Le gouvernement aux avant-postes
Avec 1,5 million de chercheurs et le deuxième rang en nombre de publications scientifiques, le pays joue pourtant un rôle clef dans l’avancée des connaissances. De quoi pousser plusieurs collectifs de scientifiques à demander aux universités européennes de les accueillir.
Le gouvernement semble avoir entendu leurs demandes. Philippe Baptiste, le ministre chargé de l’Enseignement supérieur et de la recherche, a déjà demandé aux acteurs de la recherche à réfléchir à l'accueil des scientifiques qui quitteraient prochainement les États-Unis, sans s'engager sur des modalités précises.
"Ce qu'il faut, c'est pouvoir pérenniser leur présence à travers un visa qui serait un visa pour travaux scientifiques. Les universités sont désireuses de les accueillir et tout à fait prêtes à le faire", veut convaincre François Hollande.
Des salaires et des moyens sans commune mesure avec d'autres pays européens
Cette volonté risque cependant de se heurter à certaines réalités financières. Jusqu'ici, les États-Unis dépensaient chaque année 3,46% de leur PIB pour financer leur recherche contre 2,2% pour la France. Le budget 2025 du ministère de la Recherche a d'ailleurs enregistré une baisse d'un milliard d'euros cette année.
Les chercheurs américains pourraient donc préférer se tourner vers la Suisse ou encore la Suède, qui dépensent chacune plus de 3% de leur PIB sur le sujet.
Quant aux salaires, ils n'ont rien à voir. En France, selon le ministère de l’Enseignement supérieur et de la recherche, un chercheur d’environ 35 ans touche autour de 3.600 euros brut par mois, primes et heures supplémentaires incluses).
En comparaison, un postdoctorant qui est bien souvent un chercheur en tout début de carrière à l’université Stanford (Californie) perçoit environ 6.000 euros par mois, d'après les grilles de salaire indiquées sur leur site.
Aix-Marseille université prête à l'accueil
Là encore les chercheurs pourraient être attirés par nos voisins européens.

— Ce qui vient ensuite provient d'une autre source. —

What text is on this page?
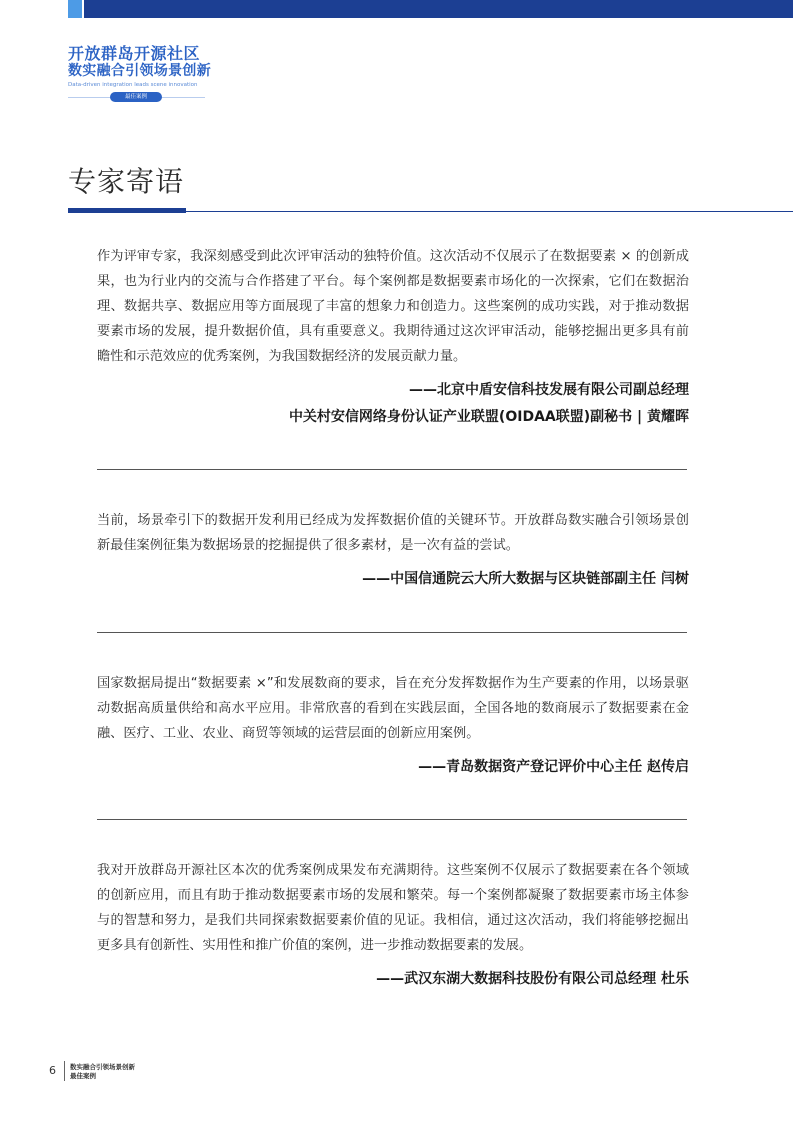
开放群岛开源社区
数实融合引领场景创新
Data-driven integration leads scene innovation
最佳案例
专家寄语

作为评审专家，我深刻感受到此次评审活动的独特价值。这次活动不仅展示了在数据要素 × 的创新成果，也为行业内的交流与合作搭建了平台。每个案例都是数据要素市场化的一次探索，它们在数据治理、数据共享、数据应用等方面展现了丰富的想象力和创造力。这些案例的成功实践，对于推动数据要素市场的发展，提升数据价值，具有重要意义。我期待通过这次评审活动，能够挖掘出更多具有前瞻性和示范效应的优秀案例，为我国数据经济的发展贡献力量。

——北京中盾安信科技发展有限公司副总经理
中关村安信网络身份认证产业联盟(OIDAA联盟)副秘书 | 黄耀晖

当前，场景牵引下的数据开发利用已经成为发挥数据价值的关键环节。开放群岛数实融合引领场景创新最佳案例征集为数据场景的挖掘提供了很多素材，是一次有益的尝试。

——中国信通院云大所大数据与区块链部副主任 闫树

国家数据局提出“数据要素 ×”和发展数商的要求，旨在充分发挥数据作为生产要素的作用，以场景驱动数据高质量供给和高水平应用。非常欣喜的看到在实践层面，全国各地的数商展示了数据要素在金融、医疗、工业、农业、商贸等领域的运营层面的创新应用案例。

——青岛数据资产登记评价中心主任 赵传启

我对开放群岛开源社区本次的优秀案例成果发布充满期待。这些案例不仅展示了数据要素在各个领域的创新应用，而且有助于推动数据要素市场的发展和繁荣。每一个案例都凝聚了数据要素市场主体参与的智慧和努力，是我们共同探索数据要素价值的见证。我相信，通过这次活动，我们将能够挖掘出更多具有创新性、实用性和推广价值的案例，进一步推动数据要素的发展。

——武汉东湖大数据科技股份有限公司总经理 杜乐
6 数实融合引领场景创新
最佳案例
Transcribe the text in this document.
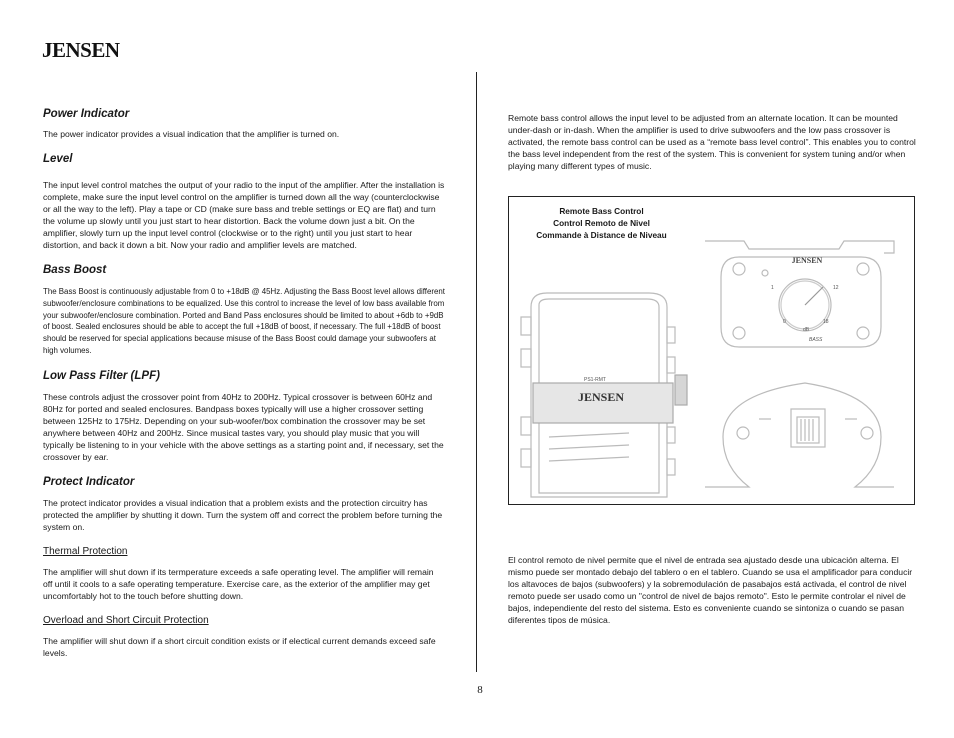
JENSEN
Power Indicator

The power indicator provides a visual indication that the amplifier is turned on.

Level

The input level control matches the output of your radio to the input of the amplifier. After the installation is complete, make sure the input level control on the amplifier is turned down all the way (counterclockwise or all the way to the left). Play a tape or CD (make sure bass and treble settings or EQ are flat) and turn the volume up slowly until you just start to hear distortion. Back the volume down just a bit. On the amplifier, slowly turn up the input level control (clockwise or to the right) until you just start to hear distortion, and back it down a bit. Now your radio and amplifier levels are matched.

Bass Boost

The Bass Boost is continuously adjustable from 0 to +18dB @ 45Hz. Adjusting the Bass Boost level allows different subwoofer/enclosure combinations to be equalized. Use this control to increase the level of low bass available from your subwoofer/enclosure combination. Ported and Band Pass enclosures should be limited to about +6db to +9dB of boost. Sealed enclosures should be able to accept the full +18dB of boost, if necessary. The full +18dB of boost should be reserved for special applications because misuse of the Bass Boost could damage your subwoofers at high volumes.

Low Pass Filter (LPF)

These controls adjust the crossover point from 40Hz to 200Hz. Typical crossover is between 60Hz and 80Hz for ported and sealed enclosures. Bandpass boxes typically will use a higher crossover setting between 125Hz to 175Hz. Depending on your sub-woofer/box combination the crossover may be set anywhere between 40Hz and 200Hz. Since musical tastes vary, you should play music that you will typically be listening to in your vehicle with the above settings as a starting point and, if necessary, set the crossover by ear.

Protect Indicator

The protect indicator provides a visual indication that a problem exists and the protection circuitry has protected the amplifier by shutting it down. Turn the system off and correct the problem before turning the system on.

Thermal Protection

The amplifier will shut down if its termperature exceeds a safe operating level. The amplifier will remain off until it cools to a safe operating temperature. Exercise care, as the exterior of the amplifier may get uncomfortably hot to the touch before shutting down.

Overload and Short Circuit Protection

The amplifier will shut down if a short circuit condition exists or if electical current demands exceed safe levels.

Remote bass control allows the input level to be adjusted from an alternate location. It can be mounted under-dash or in-dash. When the amplifier is used to drive subwoofers and the low pass crossover is activated, the remote bass control can be used as a “remote bass level control”. This enables you to control the bass level independent from the rest of the system. This is convenient for system tuning and/or when playing many different types of music.
Remote Bass Control
Control Remoto de Nivel
Commande à Distance de Niveau
PS1-RMT
JENSEN
JENSEN
1	12
0	18
dB
BASS
El control remoto de nivel permite que el nivel de entrada sea ajustado desde una ubicación alterna. El mismo puede ser montado debajo del tablero o en el tablero. Cuando se usa el amplificador para conducir los altavoces de bajos (subwoofers) y la sobremodulación de pasabajos está activada, el control de nivel remoto puede ser usado como un "control de nivel de bajos remoto". Esto le permite controlar el nivel de bajos, independiente del resto del sistema. Esto es conveniente cuando se sintoniza o cuando se pasan diferentes tipos de música.
8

En 2019, un rapport commandé par le ministère de l’enseignement supérieur et de la recherche indiquait, par exemple, que les salaires d’entrée des enseignants-chercheurs étaient de 4.200 euros par mois au Royaume-Uni et de 8.000 euros en Suisse.
"Si on les laisse partir de la France, ils iront ailleurs, dans d'autres pays européens, ou en Asie, où on pourra leur proposer des conditions de travail et des titres de séjour qui les stabiliseront", reconnaît d'ailleurs François Hollande.
En France, Aix-Marseille Université a annoncé début mars qu'elle mettait en place un programme dédié à l'accueil des chercheurs américains, notamment ceux qui travaillent sur des sujets comme le climat. François Hollande avait déjà salué l'initiative dans une tribune commune publiée avec le président de la faculté Éric Berton dans Libération.
Cette proposition de loi a-t-elle des chances d'être votée à l'Assemblée nationale? Le calendrier parlementaire est pour l'instant très embouteillé. Quant à la niche parlementaire des socialistes qui leur permet d'avoir la main sur l'agenda de l'hémicycle, elle n'aura pas lieu avant l'automne.